Under Article 217 of the RPC provides that any public officer who, by reason of duties of his office, is
accountable for public funds or property, shall appropriate the same, or shall take or misappropriate or
shall consent, or through abandonment or negligence, shall permit any other person to take such public
funds or property, wholly or partially, or shall otherwise be guilty of misappropriation or malversation of
such funds or property.

As held in the article there must be the four elements that must be present to be guilty for the crime of
malversation.

1. The offender be a public officer


2. That he had the custody or control of funds or property by reason of the duties of his office
3. That those funds or property were public funds for which he was accountable
4. That he appropriated, took, misappropriated or consented or, through abandonment or
negligence, permitted another person to take them.

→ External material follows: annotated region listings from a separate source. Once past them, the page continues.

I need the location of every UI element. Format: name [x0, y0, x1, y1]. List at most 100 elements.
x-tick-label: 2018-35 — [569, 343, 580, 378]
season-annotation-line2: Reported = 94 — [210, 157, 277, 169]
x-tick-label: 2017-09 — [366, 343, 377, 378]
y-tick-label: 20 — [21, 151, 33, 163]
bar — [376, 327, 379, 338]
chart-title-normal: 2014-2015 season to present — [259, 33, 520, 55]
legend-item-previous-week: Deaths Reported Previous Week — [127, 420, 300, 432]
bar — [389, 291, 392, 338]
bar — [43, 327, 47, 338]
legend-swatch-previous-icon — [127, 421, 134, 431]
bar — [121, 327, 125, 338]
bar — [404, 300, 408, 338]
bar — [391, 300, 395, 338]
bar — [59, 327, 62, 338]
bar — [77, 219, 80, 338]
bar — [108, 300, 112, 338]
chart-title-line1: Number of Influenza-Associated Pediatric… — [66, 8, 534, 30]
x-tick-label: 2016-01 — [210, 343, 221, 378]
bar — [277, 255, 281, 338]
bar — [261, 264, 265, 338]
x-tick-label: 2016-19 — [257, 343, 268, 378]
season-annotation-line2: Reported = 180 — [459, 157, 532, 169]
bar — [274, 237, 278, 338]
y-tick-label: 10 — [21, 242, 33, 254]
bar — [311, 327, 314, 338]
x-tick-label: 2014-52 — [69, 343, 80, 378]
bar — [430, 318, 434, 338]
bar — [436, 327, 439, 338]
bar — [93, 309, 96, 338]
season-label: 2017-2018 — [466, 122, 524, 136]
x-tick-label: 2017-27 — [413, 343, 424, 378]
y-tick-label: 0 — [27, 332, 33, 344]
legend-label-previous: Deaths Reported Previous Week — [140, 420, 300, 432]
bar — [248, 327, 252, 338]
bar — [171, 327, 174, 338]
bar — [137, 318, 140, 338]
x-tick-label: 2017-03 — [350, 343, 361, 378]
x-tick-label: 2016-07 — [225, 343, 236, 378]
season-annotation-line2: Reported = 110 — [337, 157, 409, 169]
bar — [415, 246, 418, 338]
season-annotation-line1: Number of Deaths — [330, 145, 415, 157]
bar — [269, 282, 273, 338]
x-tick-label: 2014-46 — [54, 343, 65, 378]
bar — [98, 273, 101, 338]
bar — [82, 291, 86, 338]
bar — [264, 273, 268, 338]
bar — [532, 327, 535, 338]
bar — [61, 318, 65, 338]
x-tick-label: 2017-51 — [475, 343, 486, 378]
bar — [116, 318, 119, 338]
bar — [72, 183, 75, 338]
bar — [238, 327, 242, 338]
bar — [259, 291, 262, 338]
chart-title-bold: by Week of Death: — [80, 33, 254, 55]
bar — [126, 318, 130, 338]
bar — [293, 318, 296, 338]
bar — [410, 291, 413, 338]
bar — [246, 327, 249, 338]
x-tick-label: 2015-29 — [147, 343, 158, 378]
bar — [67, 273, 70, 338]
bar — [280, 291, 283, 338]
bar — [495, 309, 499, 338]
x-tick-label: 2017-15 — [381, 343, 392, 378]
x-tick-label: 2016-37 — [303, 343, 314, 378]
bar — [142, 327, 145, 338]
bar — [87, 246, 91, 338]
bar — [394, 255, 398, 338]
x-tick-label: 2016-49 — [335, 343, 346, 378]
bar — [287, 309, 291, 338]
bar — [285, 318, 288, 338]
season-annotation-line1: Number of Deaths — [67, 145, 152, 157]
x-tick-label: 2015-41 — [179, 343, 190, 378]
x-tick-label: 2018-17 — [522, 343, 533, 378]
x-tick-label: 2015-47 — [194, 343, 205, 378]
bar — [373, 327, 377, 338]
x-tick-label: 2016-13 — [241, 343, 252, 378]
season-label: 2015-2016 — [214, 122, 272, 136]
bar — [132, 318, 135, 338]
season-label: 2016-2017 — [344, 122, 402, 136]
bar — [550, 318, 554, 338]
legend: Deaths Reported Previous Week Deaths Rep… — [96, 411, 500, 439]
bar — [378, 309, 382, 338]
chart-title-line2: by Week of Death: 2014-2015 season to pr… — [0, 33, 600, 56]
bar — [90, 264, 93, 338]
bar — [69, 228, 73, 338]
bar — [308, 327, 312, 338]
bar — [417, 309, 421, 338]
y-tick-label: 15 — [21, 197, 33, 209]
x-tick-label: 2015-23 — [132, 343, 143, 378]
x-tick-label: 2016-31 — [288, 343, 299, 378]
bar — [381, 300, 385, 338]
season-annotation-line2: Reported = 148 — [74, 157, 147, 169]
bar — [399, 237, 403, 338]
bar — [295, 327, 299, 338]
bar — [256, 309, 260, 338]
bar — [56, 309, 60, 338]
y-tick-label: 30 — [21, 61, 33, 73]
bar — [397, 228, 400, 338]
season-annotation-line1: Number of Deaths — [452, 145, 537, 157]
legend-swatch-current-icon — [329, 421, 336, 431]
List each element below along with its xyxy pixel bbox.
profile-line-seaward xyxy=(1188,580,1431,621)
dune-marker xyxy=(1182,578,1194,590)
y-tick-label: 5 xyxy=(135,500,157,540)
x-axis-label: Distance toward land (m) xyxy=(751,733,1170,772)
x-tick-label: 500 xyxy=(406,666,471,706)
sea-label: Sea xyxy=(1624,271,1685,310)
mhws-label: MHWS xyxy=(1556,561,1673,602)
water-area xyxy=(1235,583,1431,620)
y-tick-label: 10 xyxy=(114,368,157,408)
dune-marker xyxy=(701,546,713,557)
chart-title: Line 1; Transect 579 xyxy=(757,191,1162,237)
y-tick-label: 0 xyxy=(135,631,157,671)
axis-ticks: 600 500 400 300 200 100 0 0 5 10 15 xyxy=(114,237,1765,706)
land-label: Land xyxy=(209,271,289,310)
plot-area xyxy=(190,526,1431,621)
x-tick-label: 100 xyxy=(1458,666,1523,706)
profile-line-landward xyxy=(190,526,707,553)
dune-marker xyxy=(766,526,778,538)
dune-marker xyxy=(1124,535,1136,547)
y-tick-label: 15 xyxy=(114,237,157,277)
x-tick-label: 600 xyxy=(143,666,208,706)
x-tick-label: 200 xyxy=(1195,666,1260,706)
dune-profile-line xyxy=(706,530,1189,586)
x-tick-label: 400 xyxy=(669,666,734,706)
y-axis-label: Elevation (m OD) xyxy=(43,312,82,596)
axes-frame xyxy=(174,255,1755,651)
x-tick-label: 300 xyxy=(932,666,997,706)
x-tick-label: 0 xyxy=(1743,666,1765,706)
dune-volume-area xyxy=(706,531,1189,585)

Undoubtedly, all the elements of the crime are present in the case at bar. First, it is undisputed that
Reyes and Santos were the fiscal agents of the sequestered firm at the time material to this
case. Second, they were given the custody and possession of the sequestered building and its
contents. Third, they were also given the custody to the various vehicles used in the firm’s
operation. Fourth, Reyes and Santos failed to give any reason or explanation why the vans were
missing. The failure of a public officer to have duly forthcoming any public funds or property with which
he is chargeable, upon demand by any duly authorized officer, shall be prima facie evidence that he has
put such missing funds or property to personal uses. (As amended by Rep. Act No. 1060, approved June
12, 1954.)

In the case at bar, Reyes and Santo’s failure to give any satisfactory explanation why the vans were
missing, is prima facie evidence that they had put the same to their personal use.

Therefore, Reyes and Santos committed a crime of Malversation of Public Funds.